TORINO. Azzerare tutto e pensare soltanto alla finalissima, Massimiliano Allegri sa bene come preparare l'ultimo atto della coppa Italia. D'altra parte, presentarsi alla sfida di domani (ore 21)...

TORINO. Azzerare tutto e pensare soltanto alla finalissima, Massimiliano Allegri sa bene come preparare l'ultimo atto della coppa Italia. D'altra parte, presentarsi alla sfida di domani (ore 21) contro l'Atalanta pensando a ciò che è successo da gennaio ad oggi sarebbe un peso enorme per la Juventus: i 15 punti in 15 giornate sono un ruolino di marcia da retrocessione, eppure i bianconeri sono riusciti a strappare il pass per la Champions. Lo hanno fatto con due giornate d'anticipo con un favore proprio della Dea, capace di battere la Roma e proiettare Vlahovic e compagni tra le prime cinque a 180 minuti dalla fine. In campo, però, la Juve non era riuscita nemmeno a battere la Salernitana retrocessa già da due settimane, e anzi aveva pure rischiato grosso prima e dopo il pareggio al 91' firmato Rabiot. «Mercoledì a Roma sarà completamente diversa», è l'analisi di Allegri, «e mi aspetto una sfida equilibrata, contro l'Atalanta si dovrà sbagliare il meno possibile».
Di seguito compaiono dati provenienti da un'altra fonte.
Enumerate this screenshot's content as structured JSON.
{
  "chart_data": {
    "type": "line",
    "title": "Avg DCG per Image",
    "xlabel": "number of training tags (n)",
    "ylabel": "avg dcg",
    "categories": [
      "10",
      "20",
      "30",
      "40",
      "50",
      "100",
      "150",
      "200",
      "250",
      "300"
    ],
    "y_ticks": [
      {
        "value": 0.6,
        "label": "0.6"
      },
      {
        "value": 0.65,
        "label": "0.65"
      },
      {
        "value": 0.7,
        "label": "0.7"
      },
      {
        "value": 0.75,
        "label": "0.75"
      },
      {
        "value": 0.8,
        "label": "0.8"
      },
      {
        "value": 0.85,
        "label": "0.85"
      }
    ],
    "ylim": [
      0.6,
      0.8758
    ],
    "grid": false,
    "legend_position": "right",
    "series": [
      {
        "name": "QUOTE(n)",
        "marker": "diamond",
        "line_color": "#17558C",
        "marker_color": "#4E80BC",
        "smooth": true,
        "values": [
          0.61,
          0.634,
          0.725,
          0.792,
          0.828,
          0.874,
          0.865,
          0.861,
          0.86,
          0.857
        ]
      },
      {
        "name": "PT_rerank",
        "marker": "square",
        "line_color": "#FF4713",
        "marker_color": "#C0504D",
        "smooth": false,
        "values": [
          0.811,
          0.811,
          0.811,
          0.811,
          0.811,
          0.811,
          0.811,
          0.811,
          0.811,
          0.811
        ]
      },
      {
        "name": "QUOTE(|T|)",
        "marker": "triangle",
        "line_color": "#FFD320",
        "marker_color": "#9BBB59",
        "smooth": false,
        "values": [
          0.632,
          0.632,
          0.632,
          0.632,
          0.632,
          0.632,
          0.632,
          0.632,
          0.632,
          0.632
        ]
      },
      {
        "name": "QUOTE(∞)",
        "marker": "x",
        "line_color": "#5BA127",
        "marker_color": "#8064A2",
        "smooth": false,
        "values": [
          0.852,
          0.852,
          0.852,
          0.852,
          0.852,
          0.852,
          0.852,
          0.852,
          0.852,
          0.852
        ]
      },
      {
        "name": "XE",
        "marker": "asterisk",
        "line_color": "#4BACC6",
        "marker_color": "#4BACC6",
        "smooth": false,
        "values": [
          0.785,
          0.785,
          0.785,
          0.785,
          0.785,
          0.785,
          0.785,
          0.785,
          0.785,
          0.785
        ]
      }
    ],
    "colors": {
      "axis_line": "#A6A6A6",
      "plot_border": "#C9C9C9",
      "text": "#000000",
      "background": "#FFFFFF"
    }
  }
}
In casa Milan si guarda al prossimo allenatore. «La voglia di tornare in panchina di Antonio Conte è tanta». A parlare è Christian Stellini, il vice di Conte. Il tecnico salentino è stato accostato alla panchina del Milan ma anche a quella del Napoli. «Nessuna preclusione verso alcun progetto. Come fai a non associare una grande squadra a un grande allenatore? Il Milan è una squadra forte: ha un gap da colmare con l'Inter. Pioli ha fatto un ottimo lavoro. La storia di Conte dice che prende squadre arrivate dietro e col suo lavoro colma il gap». In casa rossonera, nel frattempo, è arrivata l’ufficialità dell’addio di Giroud. L’attaccante francese ha ufficializzato il suo addio al Diavolo dopo tre stagioni ricche di soddisfazioni (reciproche) e dense di emozioni. Giroud saluta perché cambia vita, si trasferirà con tutta la famiglia a Los Angeles – lui per giocare ancora a pallone, i figli per studiare negli States – ma una parte del suo cuore resta rossonero: «Orgoglioso di essere stato qui».